À chaque pas qui retentit dans l’escalier j’ai un battement de cœur ; je tremble que l’on ne m’interrompe dans mes préparatifs et que l’on ne gâte ainsi ma surprise. Mais non, voilà que tout est en place : le poêle allumé ronfle doucement, la petite lampe brille sur la table, et la burette d’huile a pris place sur l’étagère. Le fumiste est reparti. Cette fois ma crainte qu’on n’arrive s’est transformée en impatience de ce qu’on n’arrive pas. Enfin, j’entends la voix des enfants ; les voici qui poussent la porte et qui se précipitent… Mais tous s’arrêtent avec des cris d’étonnement.

À la vue de la lampe, du poêle et du visiteur qui se tient comme un magicien au milieu de ces merveilles, ils reculent presque effrayés. Paulette est la première à comprendre ; l’arrivée de la grand’mère, qui a monté moins vite, achève l’explication. — Attendrissement, transports de joie, remercîments !

Mais les surprises ne sont point finies. La jeune sœur ouvre le four et découvre des marrons qui achèvent de griller ; la grand’mère vient de mettre la main sur les bouteilles de cidre qui garnissent le buffet, et je retire du panier que j’ai caché une langue fourrée, un coin de beurre et des pains frais.

Cette fois l’étonnement devient de l’admiration ; la petite famille n’a jamais assisté à un pareil festin ! On met le couvert, on s’asseoit, on mange ; c’est fête complète pour tous, et chacun y contribue pour sa part. Je n’avais apporté que le souper ; la cartonnière et ses enfants fournissent la joie.

Que d’éclats de rire sans motifs ! quelle confusion de demandes qui n’attendent point les réponses, de réponses qui ne correspondent à aucune demande ! La vieille femme elle-même partage la folle gaieté des petits ! J’ai toujours été frappé de la facilité avec laquelle le pauvre oubliait sa misère. Accoutumé à vivre du présent, il profite du plaisir dès qu’il se présente. Le riche, blasé par l’usage, se laisse gagner plus difficilement ; il lui faut le temps et toutes ses aises pour consentir à être heureux.

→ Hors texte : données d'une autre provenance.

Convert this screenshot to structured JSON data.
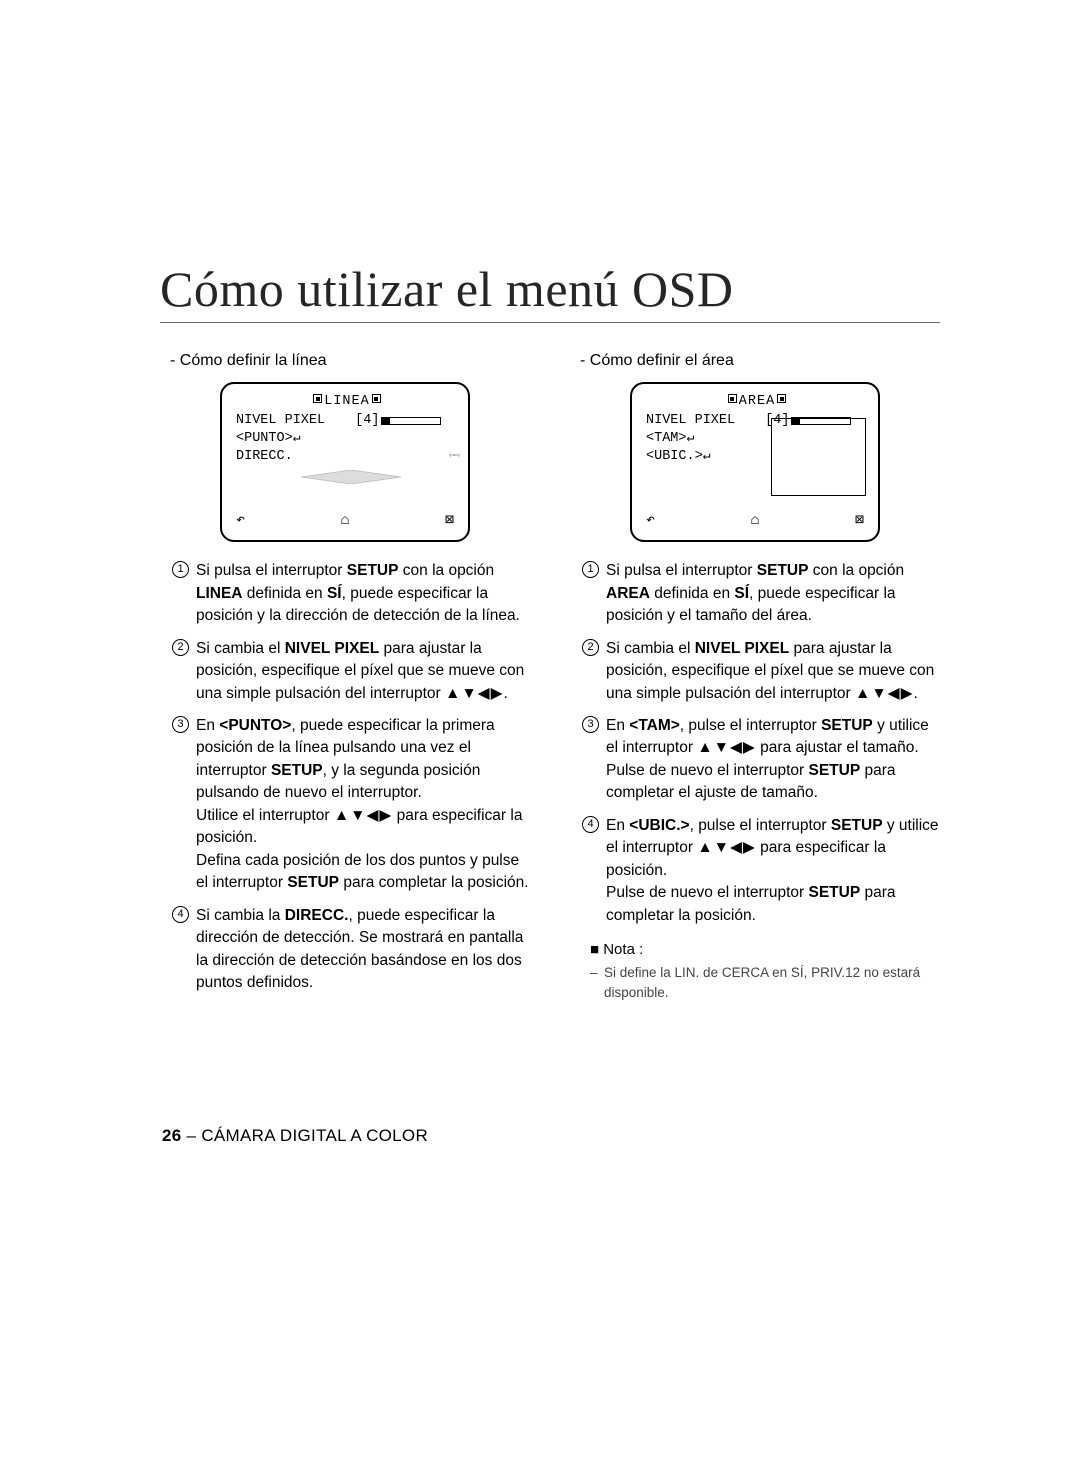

La soirée s’est passée comme un instant. La vieille femme m’a raconté sa vie, tantôt souriant, tantôt essuyant une larme. Perrine a chanté une ronde d’autrefois avec sa voix fraîche et enfantine. Henri, qui apporte des épreuves aux écrivains célèbres de l’époque, nous a dit ce qu’il en savait. Enfin, il a fallu se séparer, non sans de nouveaux remercîments de la part de l’heureuse famille.

Je suis revenu à petits pas, savourant à plein cœur les purs souvenirs de cette soirée. Elle a été pour moi une grande consolation et un grand enseignement. Maintenant les années peuvent se renouveler ; je sais que nul n’est assez malheureux pour n’avoir rien à recevoir, ni rien à donner.

Comme je rentrais, j’ai rencontré le nouvel équipage de mon opulente voisine. Celle-ci, qui revient aussi de soirée, a franchi le marche-pied avec une impatience fébrile, et je l’ai entendue murmurer : Enfin !

En quittant la famille de Paulette, moi, j’avais dit : Déjà !




  1. Violier commun. On appelle aussi violier la giroflée.